Sunday, May 5, 2013

It's Off to Work We Go

High magazine began as an oddly-sized bi-monthly in May of 1957, a companion to Ho! magazine of similar size (both roughly 4 x 11, like a regular sheet of copy paper folded in half, vertically). Maybe the mag was supposed to fit in one's pocket, or maybe the odd shape was simply to set them apart from the pack; the mid 50s were golden for male-targeted periodicals of all shapes and sizes, some with die-cut covers: a process practiced more in the 1960s and 1970s. The size is definitely cool by today's standards because so many titles now are oversized, weighing sometimes a full pound or more, and often released in limited editions, as if the publisher's did NOT ACTUALLY WANT to sell product. Go figure.
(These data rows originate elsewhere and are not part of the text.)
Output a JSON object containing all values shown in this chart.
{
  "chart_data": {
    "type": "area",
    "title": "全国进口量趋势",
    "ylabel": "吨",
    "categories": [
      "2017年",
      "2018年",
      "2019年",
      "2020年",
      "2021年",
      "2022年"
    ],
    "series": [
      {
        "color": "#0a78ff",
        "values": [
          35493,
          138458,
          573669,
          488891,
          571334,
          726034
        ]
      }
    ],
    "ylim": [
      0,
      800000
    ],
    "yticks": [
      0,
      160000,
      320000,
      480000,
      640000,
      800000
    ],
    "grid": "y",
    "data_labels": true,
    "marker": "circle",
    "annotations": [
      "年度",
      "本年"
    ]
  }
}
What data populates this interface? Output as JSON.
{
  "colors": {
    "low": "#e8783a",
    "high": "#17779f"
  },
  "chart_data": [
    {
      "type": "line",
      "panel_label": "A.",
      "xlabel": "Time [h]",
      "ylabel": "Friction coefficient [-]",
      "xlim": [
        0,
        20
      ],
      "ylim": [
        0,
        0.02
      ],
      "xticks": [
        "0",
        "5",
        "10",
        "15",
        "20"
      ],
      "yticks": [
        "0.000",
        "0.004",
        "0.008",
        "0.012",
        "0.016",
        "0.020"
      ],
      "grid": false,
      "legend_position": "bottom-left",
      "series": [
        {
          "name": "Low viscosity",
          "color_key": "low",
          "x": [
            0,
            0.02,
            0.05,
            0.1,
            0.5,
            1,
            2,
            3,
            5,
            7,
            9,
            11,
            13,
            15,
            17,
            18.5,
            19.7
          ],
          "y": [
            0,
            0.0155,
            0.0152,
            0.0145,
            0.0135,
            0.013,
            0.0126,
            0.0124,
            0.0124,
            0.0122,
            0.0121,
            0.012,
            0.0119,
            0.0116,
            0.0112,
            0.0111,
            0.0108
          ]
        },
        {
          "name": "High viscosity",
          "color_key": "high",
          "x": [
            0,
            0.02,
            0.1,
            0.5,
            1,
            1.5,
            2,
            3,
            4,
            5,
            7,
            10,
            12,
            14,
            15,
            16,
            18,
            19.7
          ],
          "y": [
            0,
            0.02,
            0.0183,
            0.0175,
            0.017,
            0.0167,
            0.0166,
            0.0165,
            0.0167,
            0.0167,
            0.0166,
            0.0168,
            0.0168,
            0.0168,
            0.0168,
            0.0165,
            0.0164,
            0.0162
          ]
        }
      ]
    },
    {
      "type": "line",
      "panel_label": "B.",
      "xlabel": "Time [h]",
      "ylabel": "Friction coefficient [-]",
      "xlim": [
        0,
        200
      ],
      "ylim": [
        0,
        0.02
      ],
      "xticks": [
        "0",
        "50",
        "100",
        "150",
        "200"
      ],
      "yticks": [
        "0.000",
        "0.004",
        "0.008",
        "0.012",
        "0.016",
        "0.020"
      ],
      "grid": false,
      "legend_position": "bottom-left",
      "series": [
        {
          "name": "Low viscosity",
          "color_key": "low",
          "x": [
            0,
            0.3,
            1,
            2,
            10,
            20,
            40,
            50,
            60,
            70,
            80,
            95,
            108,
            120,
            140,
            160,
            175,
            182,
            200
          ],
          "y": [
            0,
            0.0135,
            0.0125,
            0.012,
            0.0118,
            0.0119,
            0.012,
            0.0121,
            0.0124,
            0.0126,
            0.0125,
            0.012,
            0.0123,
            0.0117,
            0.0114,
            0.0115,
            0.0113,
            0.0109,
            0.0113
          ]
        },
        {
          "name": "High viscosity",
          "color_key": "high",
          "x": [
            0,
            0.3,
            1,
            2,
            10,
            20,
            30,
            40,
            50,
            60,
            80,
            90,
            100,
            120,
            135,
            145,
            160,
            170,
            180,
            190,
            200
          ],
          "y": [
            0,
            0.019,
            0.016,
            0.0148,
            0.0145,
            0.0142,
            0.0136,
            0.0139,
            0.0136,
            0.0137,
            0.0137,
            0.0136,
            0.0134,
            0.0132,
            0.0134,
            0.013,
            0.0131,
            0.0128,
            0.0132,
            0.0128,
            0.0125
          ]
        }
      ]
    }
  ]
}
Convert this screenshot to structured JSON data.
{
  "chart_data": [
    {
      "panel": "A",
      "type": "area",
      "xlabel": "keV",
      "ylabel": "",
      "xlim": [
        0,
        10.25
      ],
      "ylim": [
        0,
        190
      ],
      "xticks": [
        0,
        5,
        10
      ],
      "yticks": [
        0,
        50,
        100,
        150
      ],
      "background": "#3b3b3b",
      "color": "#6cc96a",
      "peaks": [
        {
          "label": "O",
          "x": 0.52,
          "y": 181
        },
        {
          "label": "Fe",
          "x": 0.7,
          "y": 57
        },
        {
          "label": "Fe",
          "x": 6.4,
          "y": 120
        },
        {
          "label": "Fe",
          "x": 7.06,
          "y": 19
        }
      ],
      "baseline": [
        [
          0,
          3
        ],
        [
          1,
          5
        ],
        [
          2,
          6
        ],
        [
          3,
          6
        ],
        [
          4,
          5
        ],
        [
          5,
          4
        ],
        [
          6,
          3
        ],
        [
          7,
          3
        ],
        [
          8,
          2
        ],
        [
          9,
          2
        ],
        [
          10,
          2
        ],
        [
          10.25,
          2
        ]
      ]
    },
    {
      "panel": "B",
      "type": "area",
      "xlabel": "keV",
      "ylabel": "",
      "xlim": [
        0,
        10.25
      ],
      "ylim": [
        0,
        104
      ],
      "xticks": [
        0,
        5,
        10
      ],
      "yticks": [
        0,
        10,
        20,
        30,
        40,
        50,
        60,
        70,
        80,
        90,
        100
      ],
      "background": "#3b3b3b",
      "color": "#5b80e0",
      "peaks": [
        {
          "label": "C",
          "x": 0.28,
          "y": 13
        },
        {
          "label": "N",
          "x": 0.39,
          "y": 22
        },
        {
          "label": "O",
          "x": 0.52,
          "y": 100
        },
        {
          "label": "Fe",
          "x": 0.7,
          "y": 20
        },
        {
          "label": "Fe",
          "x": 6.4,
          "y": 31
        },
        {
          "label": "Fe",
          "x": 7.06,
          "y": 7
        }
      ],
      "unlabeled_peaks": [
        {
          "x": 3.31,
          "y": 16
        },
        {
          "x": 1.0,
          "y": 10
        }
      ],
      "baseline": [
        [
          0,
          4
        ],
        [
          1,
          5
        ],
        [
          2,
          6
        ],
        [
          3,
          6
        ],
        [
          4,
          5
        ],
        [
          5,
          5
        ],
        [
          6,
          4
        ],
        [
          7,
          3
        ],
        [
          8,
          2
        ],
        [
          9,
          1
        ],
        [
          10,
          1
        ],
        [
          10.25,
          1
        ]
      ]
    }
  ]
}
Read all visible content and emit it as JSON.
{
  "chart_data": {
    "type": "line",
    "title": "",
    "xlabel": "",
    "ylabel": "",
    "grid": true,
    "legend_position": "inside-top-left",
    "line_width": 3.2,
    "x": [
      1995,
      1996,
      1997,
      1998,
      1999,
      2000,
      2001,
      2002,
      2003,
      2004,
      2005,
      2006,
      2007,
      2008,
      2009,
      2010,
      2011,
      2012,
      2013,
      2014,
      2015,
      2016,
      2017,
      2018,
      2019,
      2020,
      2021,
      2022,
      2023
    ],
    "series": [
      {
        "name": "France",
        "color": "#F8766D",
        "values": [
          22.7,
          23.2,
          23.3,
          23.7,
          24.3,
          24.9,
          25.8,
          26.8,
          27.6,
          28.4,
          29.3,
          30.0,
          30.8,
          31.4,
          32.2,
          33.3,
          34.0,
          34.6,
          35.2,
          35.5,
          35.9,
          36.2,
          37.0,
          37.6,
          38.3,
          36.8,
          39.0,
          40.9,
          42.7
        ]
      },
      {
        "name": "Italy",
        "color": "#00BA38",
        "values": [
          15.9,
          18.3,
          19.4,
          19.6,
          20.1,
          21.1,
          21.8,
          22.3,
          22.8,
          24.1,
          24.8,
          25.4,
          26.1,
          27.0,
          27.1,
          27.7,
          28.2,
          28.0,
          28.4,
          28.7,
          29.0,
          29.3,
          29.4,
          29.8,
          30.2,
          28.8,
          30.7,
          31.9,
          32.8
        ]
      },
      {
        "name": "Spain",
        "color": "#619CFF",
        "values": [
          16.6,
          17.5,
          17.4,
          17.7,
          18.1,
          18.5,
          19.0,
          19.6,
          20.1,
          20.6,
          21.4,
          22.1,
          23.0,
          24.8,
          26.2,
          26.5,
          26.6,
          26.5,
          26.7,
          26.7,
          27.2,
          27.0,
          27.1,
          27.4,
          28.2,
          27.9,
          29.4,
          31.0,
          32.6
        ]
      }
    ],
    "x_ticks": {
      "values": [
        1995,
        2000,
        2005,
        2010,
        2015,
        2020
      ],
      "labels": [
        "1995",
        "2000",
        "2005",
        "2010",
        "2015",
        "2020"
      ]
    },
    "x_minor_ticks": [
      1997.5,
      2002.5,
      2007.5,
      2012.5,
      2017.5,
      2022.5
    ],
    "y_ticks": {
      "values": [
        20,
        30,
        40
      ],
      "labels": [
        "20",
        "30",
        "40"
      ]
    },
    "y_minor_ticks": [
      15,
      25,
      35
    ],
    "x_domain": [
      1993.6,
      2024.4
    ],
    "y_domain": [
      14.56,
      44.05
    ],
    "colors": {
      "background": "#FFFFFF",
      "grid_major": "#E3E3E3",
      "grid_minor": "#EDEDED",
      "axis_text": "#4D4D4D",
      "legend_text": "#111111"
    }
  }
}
The first issue (May 1957) sported Harold Robbins fiction, an Elvis article, photos by Weegee, the guy who'd popularize distorted images, and a few glamour layouts. Issue #2 had a sweet front photo of Maria Stinger in recline, and the title banner had changed from "Hi" to "High," and with respect. "Hi" is too friendly and "High" is hep.
High, and Ho! (which ran only two issues), would stay pretty sharp, with excellent photography of excellent models by excellent photographers, even into later issues, when they assumed a "normal" magazine size, after #6 (shown here). Still, not much nudity. 
It's hard to tell, but the gal on the cover of #1 could be Tina Louise (she's on the cover of Ho! #1), but to err on the safe side is to say that the foggy redhead is really the girl in the dot, Margo Donnelly. There is a brilliant but short layout with centerfold of Marlyn Maher, in full color, at the center. She was huge in the later 1950s, but often her name was misspelled, like Marilyn Moher, which was likely the real spelling. 
However skimpy the two mags were on nudity, they were able to land some big names in the modeling business because of their limitations. On issue 6 is the marvelous Lili St. Cyr, and inside is Diane Webber, who bedazzles the rear cover along with Maher. Russ Meyer shot a spread or two for the publishers, as did Jerry Low and James J. Pappas.
Dig Julie Newmar (Catwoman) on the rear of #3! Hot damn!

Issues showing, from the collection of the author: 
High magazine, nos. 1 [May 1957], 3 [Oct 1957], 4 [Dec 1957], 6 [Apr 1958]
All six issues of tall High make a great centerpiece for an archive of odd-shaped paper / magazines, and try to attain both issues of Ho! and not simply a single issue.

Friday, May 3, 2013

Only As a Last Resort

Tiny, little Ann Chapman strikes up a conversation with your eyes, and brings new meaning to the idea of a pocket companion. She is featured on two matchbooks, these unstruck, which in the novelty world means a good thing, and with their matches intact (an even good-er thing). These come from "Dick's Last Resort," a chain restaurant with locations now in Maryland, Tennessee, South Carolina, Texas (where these originate), California, Illinois, Indiana, Massachusetts, Florida, and Nevada. I couldn't find anything on the location history of "Dick's" in Dallas, but date of production is presumed to be early 1970s. 

Chapman was a Russ Meyer one-shot, in the 1968 sleaze thriller "Finders Keepers, Lovers Weepers!" and she would act in only a handful of films, all as a dancer. Perhaps Ann was a dancer outside of her Hollywood career, and perhaps she frequented other Southwestern establishments / public pools. Whether or not Russ Meyer shot the photos used for these matchbooks is debatable (likely not); the image of her in a wicker chair is decidedly not Meyer-esque. He did capture her decently in FKLW, resulting as one of the filmmaker's oddest heroines. She also is privy to having been in one of Meyer's best love scenes: sex in a pool with underwater footage! She slams home on several occasions with her male counterpart and gives us an experience we need to towel-up after.

She didn't smile much in FKLW. There is, however, nothing odd about lighting up with a smile.